In this work, we deployed different black carbon (BC) instruments that utilize different techniques to quantify BC, including filter-based light absorption, in situ light absorption, laser-induced incandescence, and thermal-optical analysis. Experiments were conducted using “fresh” open biomass burning smoke samples collected from controlled burns at the US Forest Services’s Fire Sciences Laboratory in Missoula, MT.
Through statistical methods (principle component analysis with k-means clustering), we categorized each fire into distinct groups based on its chemical and optical properties. We demonstrated that when biomass burning smoke is most optically similar to “pure” BC, the disparate measurement techniques have the best agreement, but this agreement worsens as the smoke becomes “browner”.
Consequently, to relate BC measurements taken by different instruments from biomass burning smoke, information about the chemical and optical properties of the smoke aerosols may be necessary, especially because most real-world smoke plumes are likely dissimilar to “pure” BC.
Time permitting, I will also present briefly on an unrelated project that deals with a current “hot” topic for environmental engineering – per- and poly-fluorinated alkyl substances (PFAS).

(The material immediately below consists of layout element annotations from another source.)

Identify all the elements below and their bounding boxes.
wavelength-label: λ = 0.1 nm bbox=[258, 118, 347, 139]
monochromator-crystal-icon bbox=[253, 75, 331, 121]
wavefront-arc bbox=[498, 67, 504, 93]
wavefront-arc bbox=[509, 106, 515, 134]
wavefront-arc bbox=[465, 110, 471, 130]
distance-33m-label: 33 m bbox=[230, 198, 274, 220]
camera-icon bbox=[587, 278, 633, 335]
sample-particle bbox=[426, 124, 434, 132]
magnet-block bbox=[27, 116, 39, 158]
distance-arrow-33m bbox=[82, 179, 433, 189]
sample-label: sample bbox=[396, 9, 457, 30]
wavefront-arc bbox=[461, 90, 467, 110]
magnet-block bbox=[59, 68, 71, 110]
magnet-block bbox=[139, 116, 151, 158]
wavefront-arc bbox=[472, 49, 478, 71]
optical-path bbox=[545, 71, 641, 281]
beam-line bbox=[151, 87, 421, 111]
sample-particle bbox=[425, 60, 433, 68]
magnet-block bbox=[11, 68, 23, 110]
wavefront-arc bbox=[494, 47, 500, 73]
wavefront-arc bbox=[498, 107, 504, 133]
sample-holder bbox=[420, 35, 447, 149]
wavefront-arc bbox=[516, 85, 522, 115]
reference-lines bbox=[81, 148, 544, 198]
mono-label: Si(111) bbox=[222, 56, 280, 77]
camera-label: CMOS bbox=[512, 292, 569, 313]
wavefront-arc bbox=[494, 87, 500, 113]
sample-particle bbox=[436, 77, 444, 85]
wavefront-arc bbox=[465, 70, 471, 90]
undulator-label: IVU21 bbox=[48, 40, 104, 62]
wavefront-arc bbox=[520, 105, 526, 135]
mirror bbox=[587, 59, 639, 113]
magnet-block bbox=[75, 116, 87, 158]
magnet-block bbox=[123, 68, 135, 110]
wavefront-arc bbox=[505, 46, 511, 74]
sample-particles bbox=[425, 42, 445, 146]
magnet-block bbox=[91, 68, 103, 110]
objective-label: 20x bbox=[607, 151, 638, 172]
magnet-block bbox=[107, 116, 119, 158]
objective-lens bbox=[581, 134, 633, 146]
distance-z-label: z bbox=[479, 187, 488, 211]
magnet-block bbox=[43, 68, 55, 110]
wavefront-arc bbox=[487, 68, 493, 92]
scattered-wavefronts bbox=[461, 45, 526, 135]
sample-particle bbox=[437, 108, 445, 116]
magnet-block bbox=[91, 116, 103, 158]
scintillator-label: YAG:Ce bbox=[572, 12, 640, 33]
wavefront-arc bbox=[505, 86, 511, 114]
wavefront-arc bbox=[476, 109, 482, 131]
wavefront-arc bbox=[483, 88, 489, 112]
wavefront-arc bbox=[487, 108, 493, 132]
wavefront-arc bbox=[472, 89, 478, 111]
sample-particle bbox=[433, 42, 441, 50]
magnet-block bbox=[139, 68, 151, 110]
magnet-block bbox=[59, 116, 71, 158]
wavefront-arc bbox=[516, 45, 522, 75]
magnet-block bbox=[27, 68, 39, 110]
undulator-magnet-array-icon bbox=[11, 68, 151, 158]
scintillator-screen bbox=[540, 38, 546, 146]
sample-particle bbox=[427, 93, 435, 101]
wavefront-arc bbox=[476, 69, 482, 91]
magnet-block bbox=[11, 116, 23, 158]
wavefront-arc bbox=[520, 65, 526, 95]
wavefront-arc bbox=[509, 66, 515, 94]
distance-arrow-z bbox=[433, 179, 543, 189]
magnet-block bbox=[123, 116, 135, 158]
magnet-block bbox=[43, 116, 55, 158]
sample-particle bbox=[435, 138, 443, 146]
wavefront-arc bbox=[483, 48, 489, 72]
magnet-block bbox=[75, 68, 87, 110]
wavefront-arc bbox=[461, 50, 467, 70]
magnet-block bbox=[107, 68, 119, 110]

Most of the concerns around PFAS is drinking water source contamination, which has traditionally been linked to wastewater discharge from industrial facilities and infiltration into groundwater at sites where PFAS are utilized. However, we have demonstrated a probable link between air emissions of PFAS and drinking water source contamination using field observations of PFAS in surface waters and soils coupled with an atmospheric dispersion model.